The mechanism underlying the association between paracetamol use and liver cancer remains unclear, and is potentially attributed to hepatotoxicity. Paracetamol overdose results in the production of the toxic metabolite N-acetyl-p-benzoquinone imine (NAPQI), which depletes the antioxidant glutathione (GSH) and exacerbates oxidative stress via reactive oxygen species (ROS) generation. Ultimately, this cascade culminates in hepatic necrosis and cancerization [16, 17]. Furthermore, paracetamol has been found to potentially enhance the cleavage of β2-spectrin by caspase-3/7. These cleaved fragments could contribute to paracetamol-induced liver damage by influencing apoptosis and transcriptional processes, which are also linked to the potential development of liver cancer [18]. However, it is worth noting that various studies have suggested that therapeutic doses of paracetamol might exhibit antitumor effects on hepatoma [19]. For instance, paracetamol has been demonstrated to induce apoptosis in common hepatoma cell lines, such as HuH7 and SK-Hep1 cells [20]. Additionally, a study employing a quantitative systems toxicology (QST) model indicated that paracetamol does not pose a carcinogenic risk to humans at any dose [21]. Further research is needed to explore the underlying mechanisms involved.

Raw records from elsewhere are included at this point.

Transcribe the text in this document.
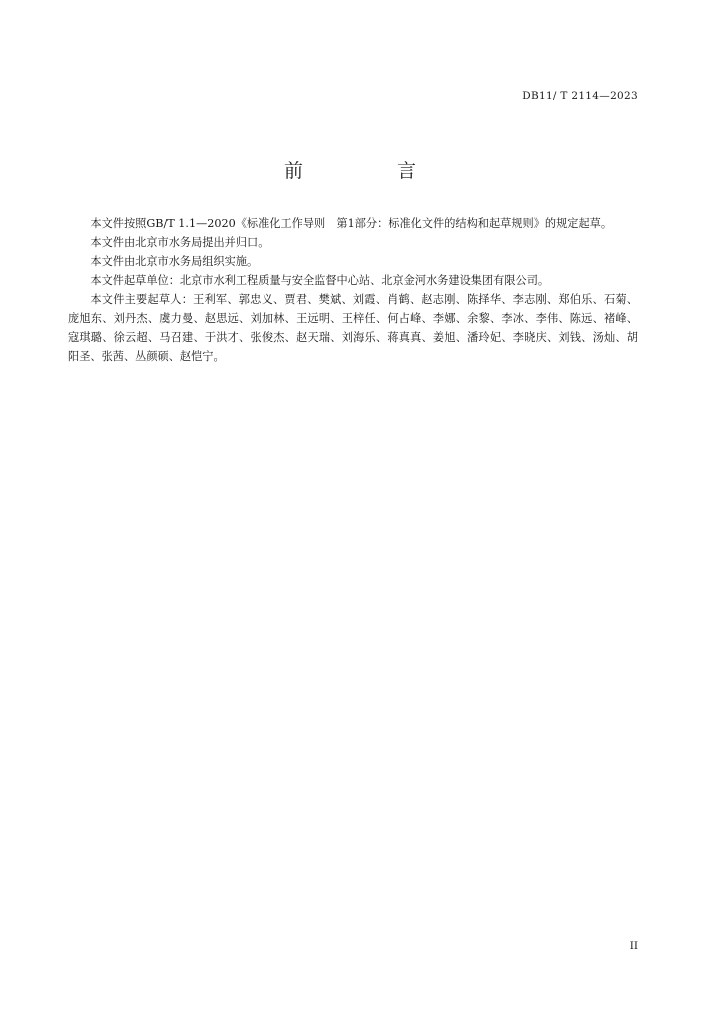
DB11/ T 2114—2023
前 言

本文件按照GB/T 1.1—2020《标准化工作导则　第1部分：标准化文件的结构和起草规则》的规定起草。

本文件由北京市水务局提出并归口。

本文件由北京市水务局组织实施。

本文件起草单位：北京市水利工程质量与安全监督中心站、北京金河水务建设集团有限公司。

本文件主要起草人：王利军、郭忠义、贾君、樊斌、刘霞、肖鹤、赵志刚、陈择华、李志刚、郑伯乐、石菊、庞旭东、刘丹杰、虞力曼、赵思远、刘加林、王远明、王梓任、何占峰、李娜、余黎、李冰、李伟、陈远、褚峰、寇琪璐、徐云超、马召建、于洪才、张俊杰、赵天瑞、刘海乐、蒋真真、姜旭、潘玲妃、李晓庆、刘钱、汤灿、胡阳圣、张茜、丛颜硕、赵恺宁。

II
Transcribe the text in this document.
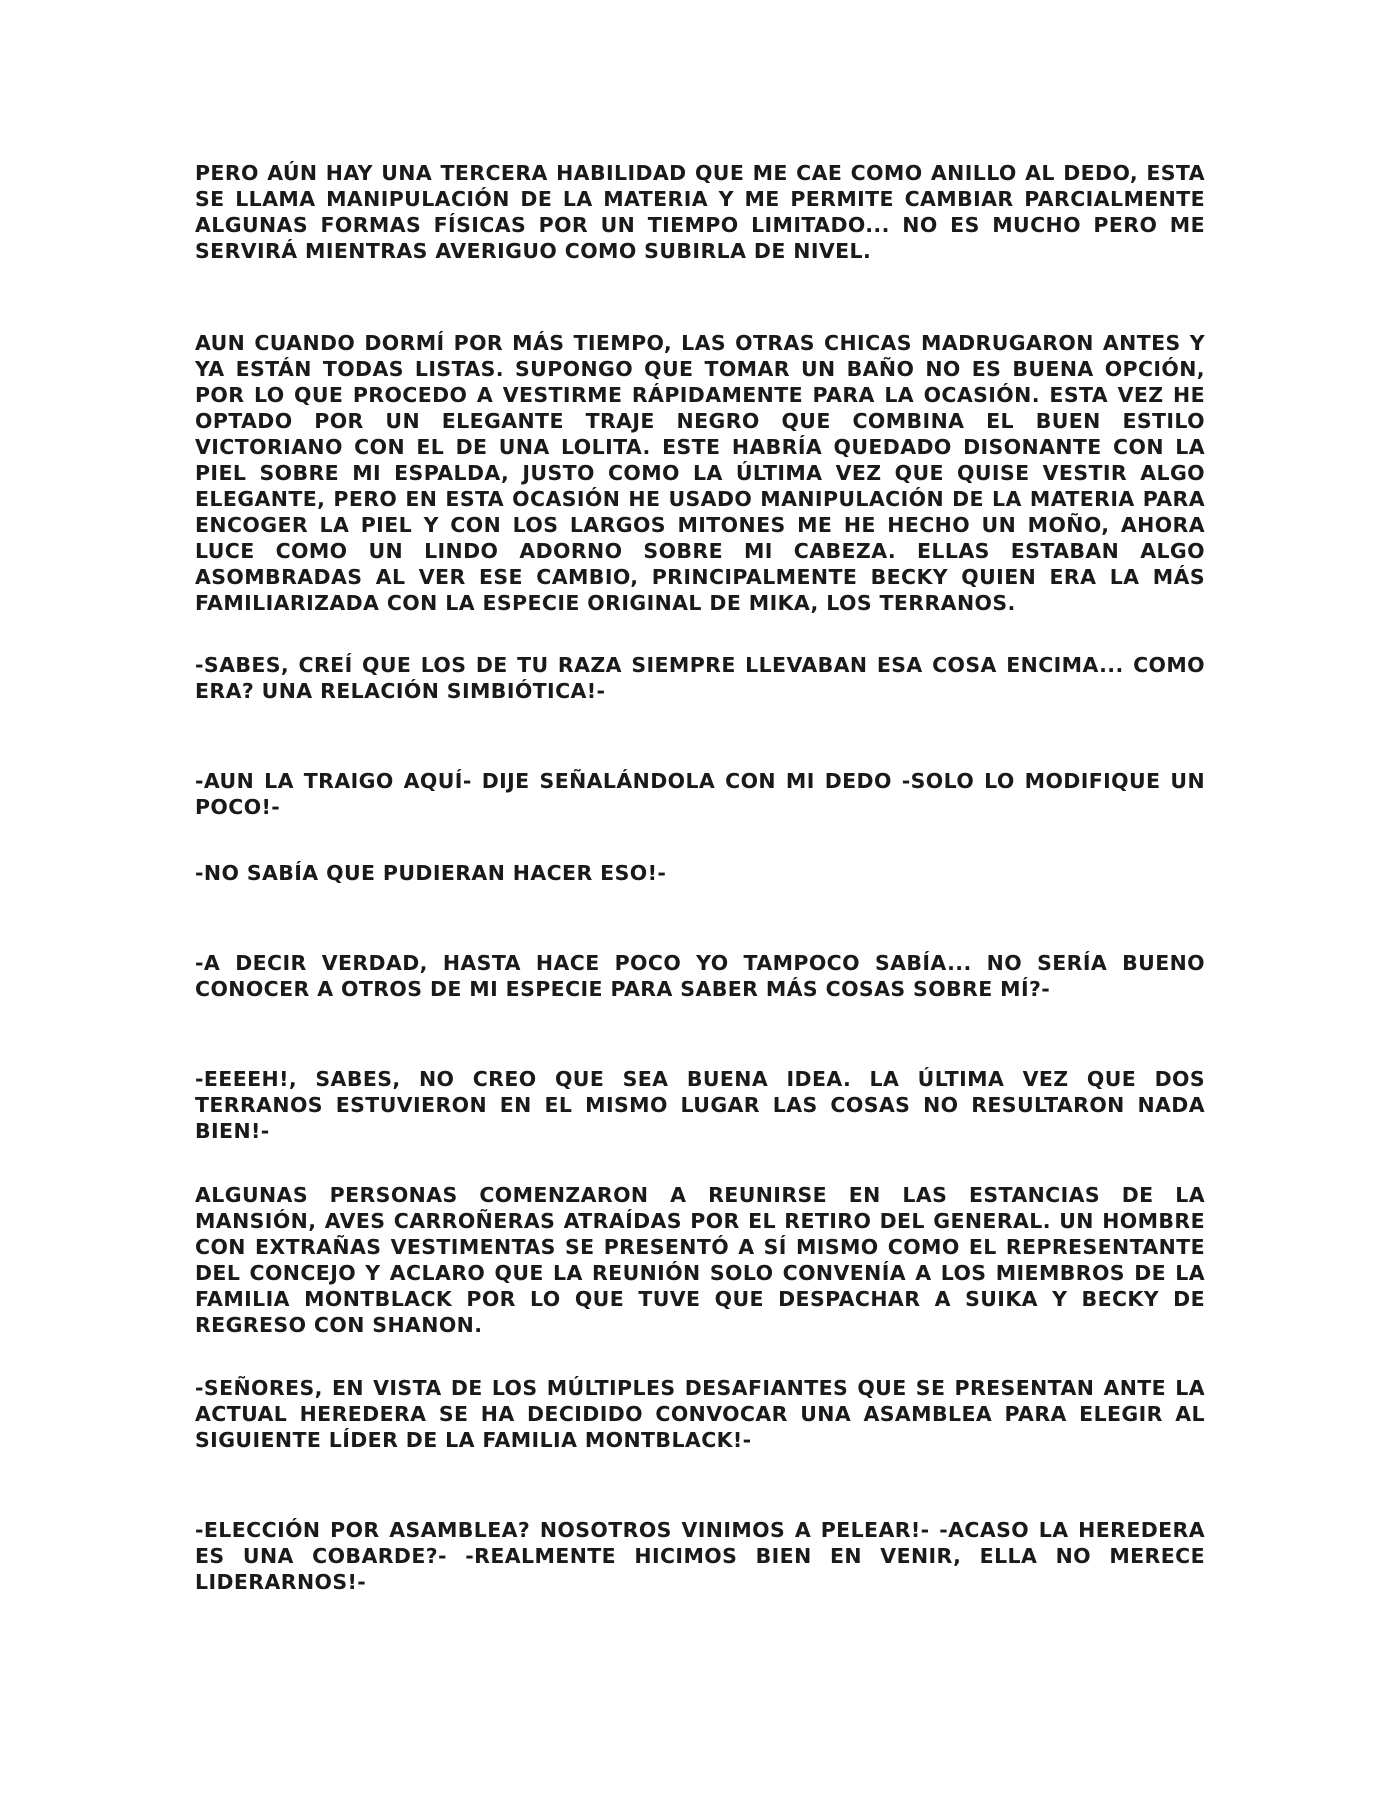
PERO AÚN HAY UNA TERCERA HABILIDAD QUE ME CAE COMO ANILLO AL DEDO, ESTA SE LLAMA MANIPULACIÓN DE LA MATERIA Y ME PERMITE CAMBIAR PARCIALMENTE ALGUNAS FORMAS FÍSICAS POR UN TIEMPO LIMITADO... NO ES MUCHO PERO ME SERVIRÁ MIENTRAS AVERIGUO COMO SUBIRLA DE NIVEL.

AUN CUANDO DORMÍ POR MÁS TIEMPO, LAS OTRAS CHICAS MADRUGARON ANTES Y YA ESTÁN TODAS LISTAS. SUPONGO QUE TOMAR UN BAÑO NO ES BUENA OPCIÓN, POR LO QUE PROCEDO A VESTIRME RÁPIDAMENTE PARA LA OCASIÓN. ESTA VEZ HE OPTADO POR UN ELEGANTE TRAJE NEGRO QUE COMBINA EL BUEN ESTILO VICTORIANO CON EL DE UNA LOLITA. ESTE HABRÍA QUEDADO DISONANTE CON LA PIEL SOBRE MI ESPALDA, JUSTO COMO LA ÚLTIMA VEZ QUE QUISE VESTIR ALGO ELEGANTE, PERO EN ESTA OCASIÓN HE USADO MANIPULACIÓN DE LA MATERIA PARA ENCOGER LA PIEL Y CON LOS LARGOS MITONES ME HE HECHO UN MOÑO, AHORA LUCE COMO UN LINDO ADORNO SOBRE MI CABEZA. ELLAS ESTABAN ALGO ASOMBRADAS AL VER ESE CAMBIO, PRINCIPALMENTE BECKY QUIEN ERA LA MÁS FAMILIARIZADA CON LA ESPECIE ORIGINAL DE MIKA, LOS TERRANOS.

-SABES, CREÍ QUE LOS DE TU RAZA SIEMPRE LLEVABAN ESA COSA ENCIMA... COMO ERA? UNA RELACIÓN SIMBIÓTICA!-

-AUN LA TRAIGO AQUÍ- DIJE SEÑALÁNDOLA CON MI DEDO -SOLO LO MODIFIQUE UN POCO!-

-NO SABÍA QUE PUDIERAN HACER ESO!-

-A DECIR VERDAD, HASTA HACE POCO YO TAMPOCO SABÍA... NO SERÍA BUENO CONOCER A OTROS DE MI ESPECIE PARA SABER MÁS COSAS SOBRE MÍ?-

-EEEEH!, SABES, NO CREO QUE SEA BUENA IDEA. LA ÚLTIMA VEZ QUE DOS TERRANOS ESTUVIERON EN EL MISMO LUGAR LAS COSAS NO RESULTARON NADA BIEN!-

ALGUNAS PERSONAS COMENZARON A REUNIRSE EN LAS ESTANCIAS DE LA MANSIÓN, AVES CARROÑERAS ATRAÍDAS POR EL RETIRO DEL GENERAL. UN HOMBRE CON EXTRAÑAS VESTIMENTAS SE PRESENTÓ A SÍ MISMO COMO EL REPRESENTANTE DEL CONCEJO Y ACLARO QUE LA REUNIÓN SOLO CONVENÍA A LOS MIEMBROS DE LA FAMILIA MONTBLACK POR LO QUE TUVE QUE DESPACHAR A SUIKA Y BECKY DE REGRESO CON SHANON.

-SEÑORES, EN VISTA DE LOS MÚLTIPLES DESAFIANTES QUE SE PRESENTAN ANTE LA ACTUAL HEREDERA SE HA DECIDIDO CONVOCAR UNA ASAMBLEA PARA ELEGIR AL SIGUIENTE LÍDER DE LA FAMILIA MONTBLACK!-

-ELECCIÓN POR ASAMBLEA? NOSOTROS VINIMOS A PELEAR!- -ACASO LA HEREDERA ES UNA COBARDE?- -REALMENTE HICIMOS BIEN EN VENIR, ELLA NO MERECE LIDERARNOS!-
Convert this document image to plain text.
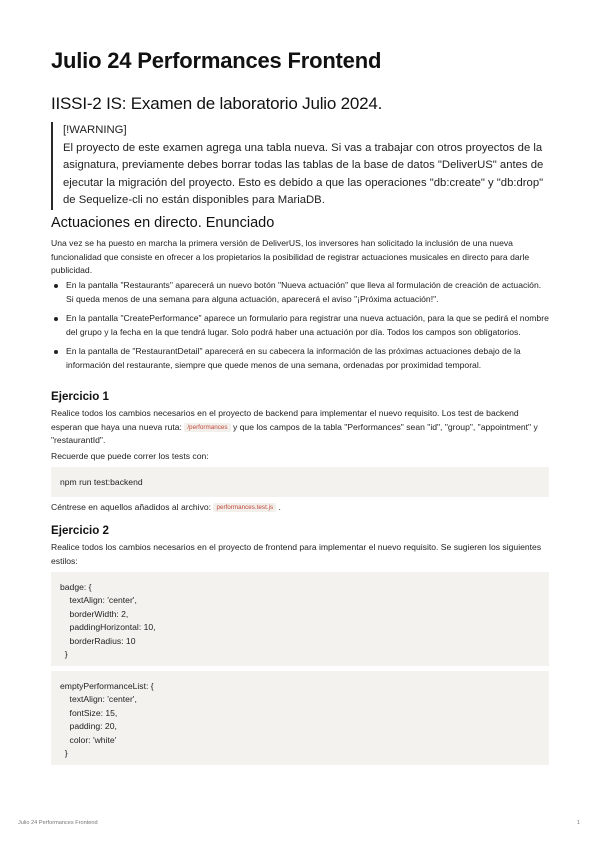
Julio 24 Performances Frontend
IISSI-2 IS: Examen de laboratorio Julio 2024.

[!WARNING]

El proyecto de este examen agrega una tabla nueva. Si vas a trabajar con otros proyectos de la asignatura, previamente debes borrar todas las tablas de la base de datos "DeliverUS" antes de ejecutar la migración del proyecto. Esto es debido a que las operaciones "db:create" y "db:drop" de Sequelize-cli no están disponibles para MariaDB.

Actuaciones en directo. Enunciado

Una vez se ha puesto en marcha la primera versión de DeliverUS, los inversores han solicitado la inclusión de una nueva funcionalidad que consiste en ofrecer a los propietarios la posibilidad de registrar actuaciones musicales en directo para darle publicidad.

En la pantalla "Restaurants" aparecerá un nuevo botón "Nueva actuación" que lleva al formulación de creación de actuación. Si queda menos de una semana para alguna actuación, aparecerá el aviso "¡Próxima actuación!".
En la pantalla "CreatePerformance" aparece un formulario para registrar una nueva actuación, para la que se pedirá el nombre del grupo y la fecha en la que tendrá lugar. Solo podrá haber una actuación por día. Todos los campos son obligatorios.
En la pantalla de "RestaurantDetail" aparecerá en su cabecera la información de las próximas actuaciones debajo de la información del restaurante, siempre que quede menos de una semana, ordenadas por proximidad temporal.
Ejercicio 1

Realice todos los cambios necesarios en el proyecto de backend para implementar el nuevo requisito. Los test de backend esperan que haya una nueva ruta: /performances y que los campos de la tabla "Performances" sean "id", "group", "appointment" y "restaurantId".

Recuerde que puede correr los tests con:

npm run test:backend

Céntrese en aquellos añadidos al archivo: performances.test.js .

Ejercicio 2

Realice todos los cambios necesarios en el proyecto de frontend para implementar el nuevo requisito. Se sugieren los siguientes estilos:

badge: {
textAlign: 'center',
borderWidth: 2,
paddingHorizontal: 10,
borderRadius: 10
}
emptyPerformanceList: {
textAlign: 'center',
fontSize: 15,
padding: 20,
color: 'white'
}
Julio 24 Performances Frontend	1
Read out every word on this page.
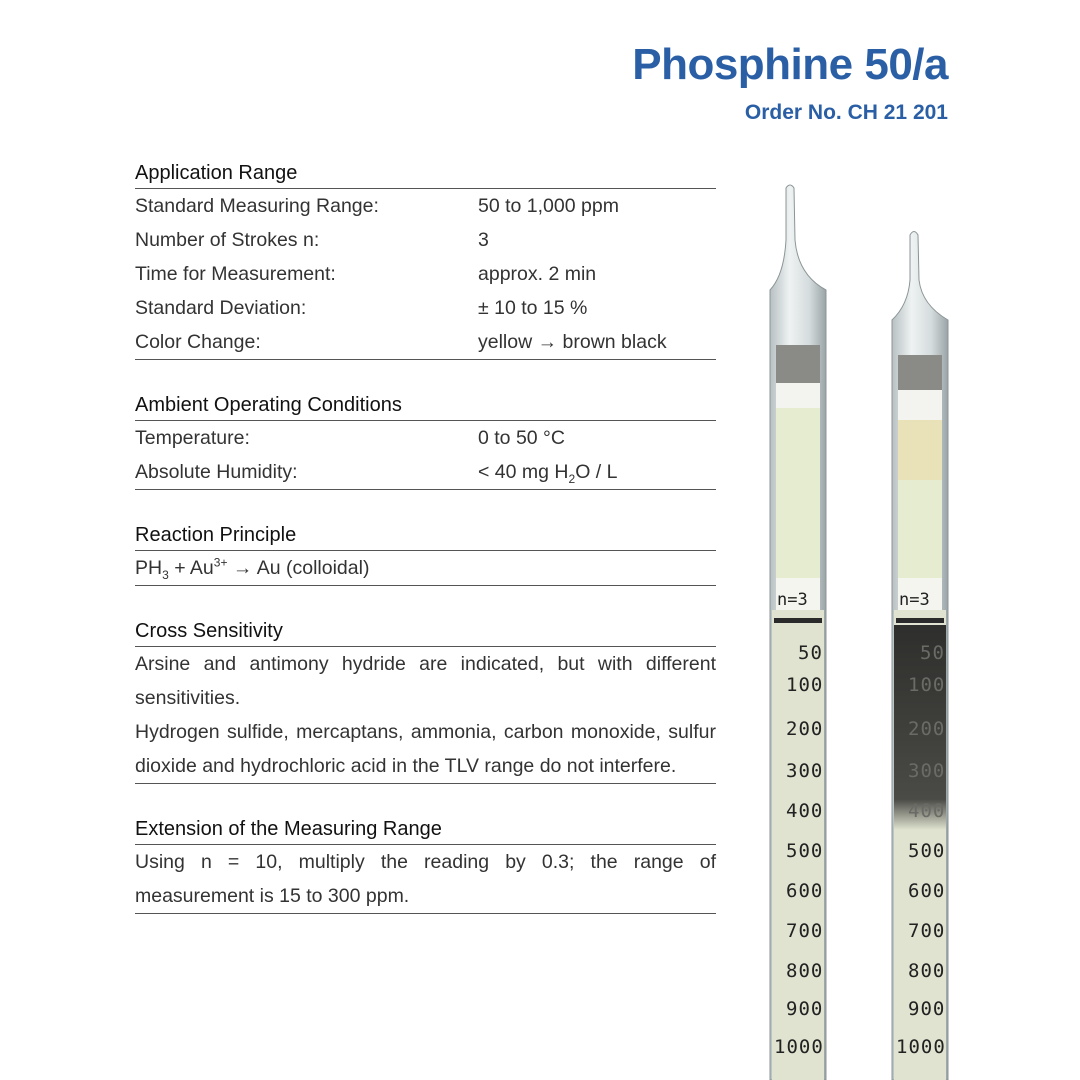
Phosphine 50/a
Order No. CH 21 201
Application Range
Standard Measuring Range:	50 to 1,000 ppm
Number of Strokes n:	3
Time for Measurement:	approx. 2 min
Standard Deviation:	± 10 to 15 %
Color Change:	yellow → brown black
Ambient Operating Conditions
Temperature:	0 to 50 °C
Absolute Humidity:	< 40 mg $H_2O$ / L
Reaction Principle
$PH_3 + Au^{3+} \to Au$ (colloidal)
Cross Sensitivity

Arsine and antimony hydride are indicated, but with different sensitivities.

Hydrogen sulfide, mercaptans, ammonia, carbon monoxide, sulfur dioxide and hydrochloric acid in the TLV range do not interfere.

Extension of the Measuring Range

Using n = 10, multiply the reading by 0.3; the range of measurement is 15 to 300 ppm.

n=3
50
100
200
300
400
500
600
700
800
900
1000
n=3
50
100
200
300
400
500
600
700
800
900
1000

Our study also indicated that male users of paracetamol had a higher risk of liver cancer, possibly attributed to gender-specific variations in the metabolism and clearance rate of paracetamol. Isaac et al. found that male mice were more sensitive to the toxicity of paracetamol, primarily due to a greater likelihood of paracetamol forming adducts with peroxiredoxin-6 and accelerated GSH depletion in male mice [22]. This finding supports our hypothesis. Additionally, differences in hormone levels between males and females may be a key factor [23]. However, the specific mechanisms are still unclear.

The primary strength of our study lies in its use of well-established prospective cohorts characterized by large sample sizes, extended follow-up durations, and thorough data collection encompassing lifestyle factors, medication use, and health conditions. This extensive dataset provided a strong foundation for effectively mitigating potential confounding effects. Moreover, the incorporation of multiple sensitivity analyses and subgroup analyses further enhanced the credibility and reliability of our findings.

This study has several limitations. First, in the UK Biobank, data on the indications for paracetamol usage were not collected, and specific details such as formulation, dosage, frequency, and duration of paracetamol administration were not documented. This limitation impeded our further analysis of those factors and may introduce potential bias. Second, the information on paracetamol use was collected only once at baseline and through self-reporting, which potentially impacted the reliability of the results and prevented us from assessing how changes in covariates and exposures over time might affect the risk of liver cancer.Third, paracetamol may be used to manage mild-to-moderate pain during the initial stages of liver cancer prior to diagnosis, which may lead to the emergence of reverse causation and amplify the risk of liver cancer associated with paracetamol use. The observational design of our study also limits the determination of causation. We lagged the exposure of paracetamol for 2 years to minimize the impact of potential reverse causation, and the results are still robust. Last, owing to the nature of observational studies, we must acknowledge the potential residual confounding effects of other unknown or unmeasured factors; therefore, further epidemiological and mechanistic studies are also necessary to address these limitations.

Conclusion

Our study found that the regular use of paracetamol was associated with a higher risk of liver cancer. As this is an observational study, we cannot definitively establish a causal relationship; therefore, the findings should be interpreted with caution. Nevertheless, considering the widespread utilization of paracetamol and the potential threat of liver cancer to public health, this issue still warrants further attention. Furthermore, additional research is imperative to validate this association and elucidate the underlying mechanisms.